Page 1 of 1

Randomize a PGN file

Posted: Mon Feb 27, 2012 7:54 pm
by Jeremy Bernstein
Does anyone have a quick tip for randomizing the order of a PGN file? I don't feel like coding it up...

Re: Randomize a PGN file

Posted: Tue Feb 28, 2012 5:00 am
by BB+
Do you have a way of sorting the games in a PGN file? If so, then just sort based upon a random hash function... :geek:

Re: Randomize a PGN file

Posted: Tue Feb 28, 2012 3:02 pm
by Chris Whittington
Jeremy Bernstein wrote:Does anyone have a quick tip for randomizing the order of a PGN file? I don't feel like coding it up...
I recollect Oxford softworks card games such as Bridge etc, shuffled the card deck with one pass 1 to 52 swapping entry with entry[random(52)]

Re: Randomize a PGN file

Posted: Tue Feb 28, 2012 7:22 pm
by hyatt
And that is a known bad way of sorting a deck of cards. I'll leave it as an exercise to the reader to understand why.

Re: Randomize a PGN file

Posted: Tue Feb 28, 2012 7:25 pm
by hyatt
Chris Whittington wrote:
Jeremy Bernstein wrote:Does anyone have a quick tip for randomizing the order of a PGN file? I don't feel like coding it up...
I recollect Oxford softworks card games such as Bridge etc, shuffled the card deck with one pass 1 to 52 swapping entry with entry[random(52)]

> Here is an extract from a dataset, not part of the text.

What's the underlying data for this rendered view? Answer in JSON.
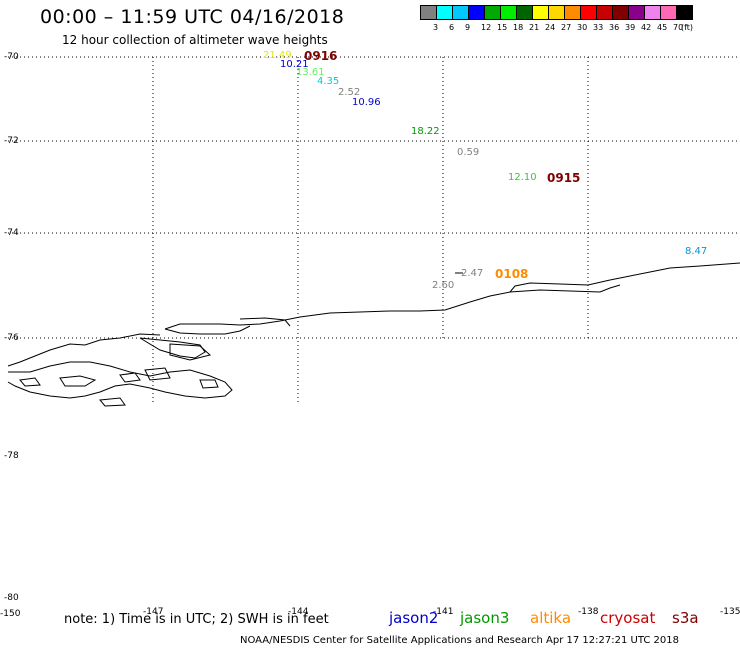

1. Read through the PGN file and look for a specific PGN tag (such as "Event"). write the index to the start of that game into a file. Follow it by a md5sum of the moves from that game.

2. Sort the new file on the basis oc the md5 sum which is a pretty random number.

3. Read that file and take the first "offset" to index into the original PGN file and read the entire game in and write it to the new file as game 1. Continue this until the list of offsets has been used...

Re: Randomize a PGN file

Posted: Tue Feb 28, 2012 8:58 pm
by zwegner
This shouldn't be that hard... I was hoping that "sort -R -t '\n\n['" would do the trick, but sort doesn't allow multi-character separators.

Thus, a python two-liner:

Code: Select all

import random
open('out.pgn', 'w').write( '\n\n['.join(sorted(open('in.pgn').read().split('\n\n['), key=lambda x:random.random())))

Re: Randomize a PGN file

Posted: Tue Feb 28, 2012 9:08 pm
by hyatt
zwegner wrote:This shouldn't be that hard... I was hoping that "sort -R -t '\n\n['" would do the trick, but sort doesn't allow multi-character separators.

Thus, a python two-liner:

Code: Select all

import random
open('out.pgn', 'w').write( '\n\n['.join(sorted(open('in.pgn').read().split('\n\n['), key=lambda x:random.random())))

How is it going to know where the games are separated? I've had at least one big PGN file without a blank line separating the games... My book builder uses a "[" to mark the end of one game and the start of another. That works on all PGN.

Re: Randomize a PGN file

Posted: Wed Feb 29, 2012 1:31 am
by User923005
Assuming that you have a list of N games, address them in this manner {from the Usenet C-FAQ}:

game_number_to_examine = (int)((double)rand() / ((double)RAND_MAX + 1) * N);

No need to actually scramble the games unless you want to.

Some implementations of rand() are iffy, so you might want to consider using the Mersenne Twister instead:
http://www.math.sci.hiroshima-u.ac.jp/~ ... T/emt.html

Re: Randomize a PGN file

Posted: Wed Feb 29, 2012 1:44 am
by Jeremy Bernstein
User923005 wrote:Assuming that you have a list of N games, address them in this manner {from the Usenet C-FAQ}:

game_number_to_examine = (int)((double)rand() / ((double)RAND_MAX + 1) * N);

No need to actually scramble the games unless you want to.

Some implementations of rand() are iffy, so you might want to consider using the Mersenne Twister instead:
http://www.math.sci.hiroshima-u.ac.jp/~ ... T/emt.html
I ultimately just found some software for Android that does what your first suggestion does (although using an apparently iffy rand()): https://market.android.com/details?id=c ... ira.ichess. Unfortunately, SCID on the go doesn't do this yet.

Thanks for the suggestions, though -- if I decide to drill the tactical sets on paper, the various ideas here will definitely help to shuffle the PGN(s) in question.

jb